Monday, October 20, 2008

IETF failed to account for greylisting

The potential for conflict between greylisting and sites with large pools of outgoing SMTP senders is well known and in need of resolution. Why does the SMTP RFC moving along the standards track fail to address this?

Standardization efforts rarely grab headlines. Except in rather exceptional circumstances (think Microsoft's recent ISO buyout), standards are formulated in response to specific technical needs, or as frequently happens, standards documents are written to codify existing and well known best practices.

As regular readers of this column will be aware, I tend to argue that in the email domain, greylisting is one such 'best practice' that would deserve to be included in a standards or best practice document. In a way it already is, but it was never actually referred to in any standard or standards draft, and its main claim to standards compliance relied on extrapolating some crucial points in RFC2821.

The technical alibi for claiming that greylisting is a valid, RFC-compliant technique comes from reading section 4.5.4.1, Sending Strategy. It's really quite straightforward: An SMTP sender that receives a temporary error (451) when it tries to deliver is required to try again later, after a reasonable time. The RFC gives a few more details such as recommended retry intervals and time to give up trying, but does not explicitly say where those repeated attempts should come from. At the time RFC2821 was written in early 2001, it was almost certainly implicit in the formulation used that the retries would come from the same hosts, and specifying that as an explicit requirement most likely seemed more than a little redundant.

The MUST requirement in RFC2821 is what cleared the way for greylisting (see greylisting.org and the relevant parts of my PF tutorial (or the book)), and the earliest implementations started appearing from 2003 onwards.
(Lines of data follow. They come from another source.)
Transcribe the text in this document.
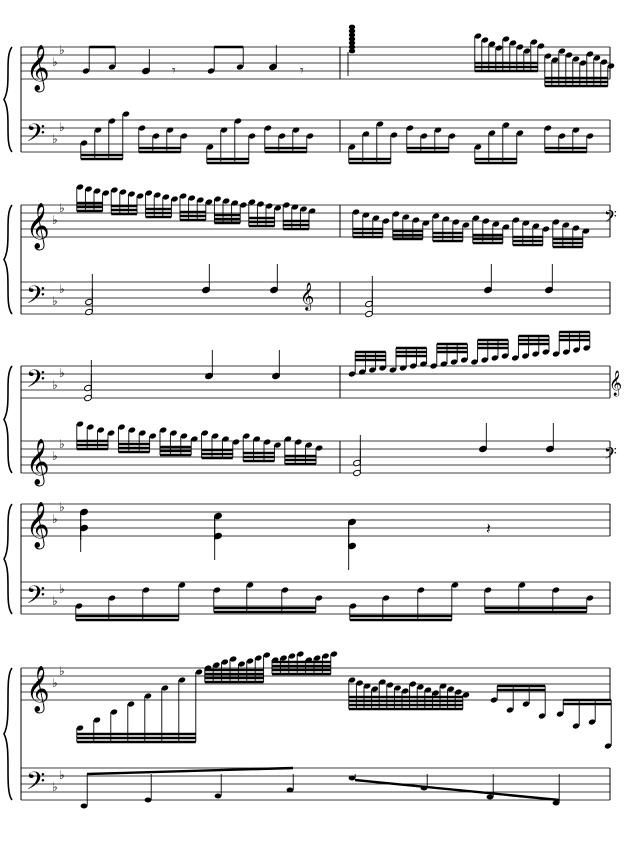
𝄞
𝄢
♭
♭
♭
♭
𝄞
𝄢
♭
♭
♭
♭
𝄢
𝄞
♭
♭
♭
♭
𝄞
𝄢
♭
♭
♭
♭
𝄞
𝄢
♭
♭
♭
♭
𝄾	𝄾
𝄢
𝄞
𝄞
𝄢
𝄽
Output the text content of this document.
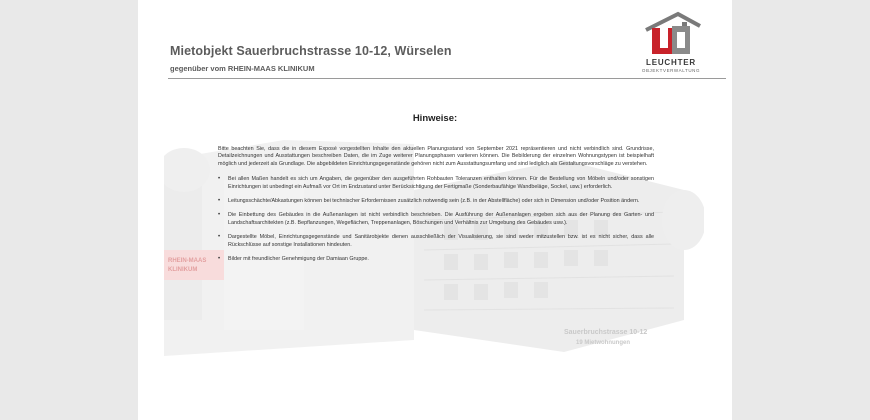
Mietobjekt Sauerbruchstrasse 10-12, Würselen
gegenüber vom RHEIN-MAAS KLINIKUM
LEUCHTER
OBJEKTVERWALTUNG
RHEIN-MAAS
KLINIKUM
Sauerbruchstrasse 10-12
19 Mietwohnungen
Hinweise:

Bitte beachten Sie, dass die in diesem Exposé vorgestellten Inhalte den aktuellen Planungsstand von September 2021 repräsentieren und nicht verbindlich sind. Grundrisse, Detailzeichnungen und Ausstattungen beschreiben Daten, die im Zuge weiterer Planungsphasen variieren können. Die Bebilderung der einzelnen Wohnungstypen ist beispielhaft möglich und jederzeit als Grundlage. Die abgebildeten Einrichtungsgegenstände gehören nicht zum Ausstattungsumfang und sind lediglich als Gestaltungsvorschläge zu verstehen.

• Bei allen Maßen handelt es sich um Angaben, die gegenüber den ausgeführten Rohbauten Toleranzen enthalten können. Für die Bestellung von Möbeln und/oder sonstigen Einrichtungen ist unbedingt ein Aufmaß vor Ort im Endzustand unter Berücksichtigung der Fertigmaße (Sonderbaufähige Wandbeläge, Sockel, usw.) erforderlich.
• Leitungsschächte/Abkastungen können bei technischer Erfordernissen zusätzlich notwendig sein (z.B. in der Abstellfläche) oder sich in Dimension und/oder Position ändern.
• Die Einbettung des Gebäudes in die Außenanlagen ist nicht verbindlich beschrieben. Die Ausführung der Außenanlagen ergeben sich aus der Planung des Garten- und Landschaftsarchitekten (z.B. Bepflanzungen, Wegeflächen, Treppenanlagen, Böschungen und Verhältnis zur Umgebung des Gebäudes usw.).
• Dargestellte Möbel, Einrichtungsgegenstände und Sanitärobjekte dienen ausschließlich der Visualisierung, sie sind weder mitzustellen bzw. ist es nicht sicher, dass alle Rückschlüsse auf sonstige Installationen hindeuten.
• Bilder mit freundlicher Genehmigung der Damiaan Gruppe.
Fast-forward a few years, and you have a situation where several large operators have set up their networks with large pools of outgoing SMTP servers and no guarantee which machine in the pool will be the next to handle a message queued for a delivery retry. Some greylisting implementations use a modified algorithm that stores or at least acts upon the subnet a greylistes message came from instead of the specific IP address, while others such as OpenBSD's spamd operate strictly on individual IP addresses.

It does not exactly take a rocket scientist to figure out that here is a potential problem, at least when it comes to the stricter implementations. Sites that do not retry from the same IP address can claim to be RFC2821 compliant, since the RFC does not contain a specific requirement that the delivery retries have to be from the same IP address. Again quoting my tutorial, the solution so far has been to whitelist those sites, extracting their SPF info for whitelisting purposes if necessary.

The large number of outgoing SMTP hosts per site problem has been widely discussed, and anybody even marginally interested in mail and spam avoidance should be aware if this. Then here's a surprise for you: Apparently the writers of RFCs are actually unaware of this, or chose not to care. On October 1, 2008, I found in my IETF mailbox RFC5321, which obsoletes RFC2821. The new RFC contains a number of things, but section 4.5.4.1, "Sending Strategy" (yes, they even kept the numbering) is unchanged.

That means that the working group were either unaware of the problem or chose not to resolve the conflict at this time. It would have been a very sensible thing to explicitly state that retries MUST come from the same IP address. The only halfway sane reason not to resolve the conflict that way would be that this would have made greylisting powerful enough to possibly go a long way towards eliminating the need for SPF and other more convoluted schemes.

I can not bring myself to believe that the working group does not have at least one member who is aware of what greylisting is and knows about that sole remaining problem that needs to be addressed. RFC5321 has almost everything else covered, so I hope the working group will listen to reason and move resolve this problem before the standard is finalized.

Update 2021-04-25: It was recently pointed out to me that per RFC6647, issued in 2012, the IETF does acknowledge the usefulness of greylisting. The documents lists a number of useful implementation recommendations.



In other news, this year's EuroBSDCon in Strasbourg went smoothly with a lot of good content if a somewhat smaller number of participants than the previous one. The next chance to catch my PF tutorial live will be in London on November 26th, 2008. Contact the UKUUG for details and booking.

1 comment:

  1. Good article, it explains alot for me. Email from a dynamic IP is bad enough and I dislike Comcast mail. That's why I use gmail so much. It would sure be nice if gmail would get with the program on this graylisting thing.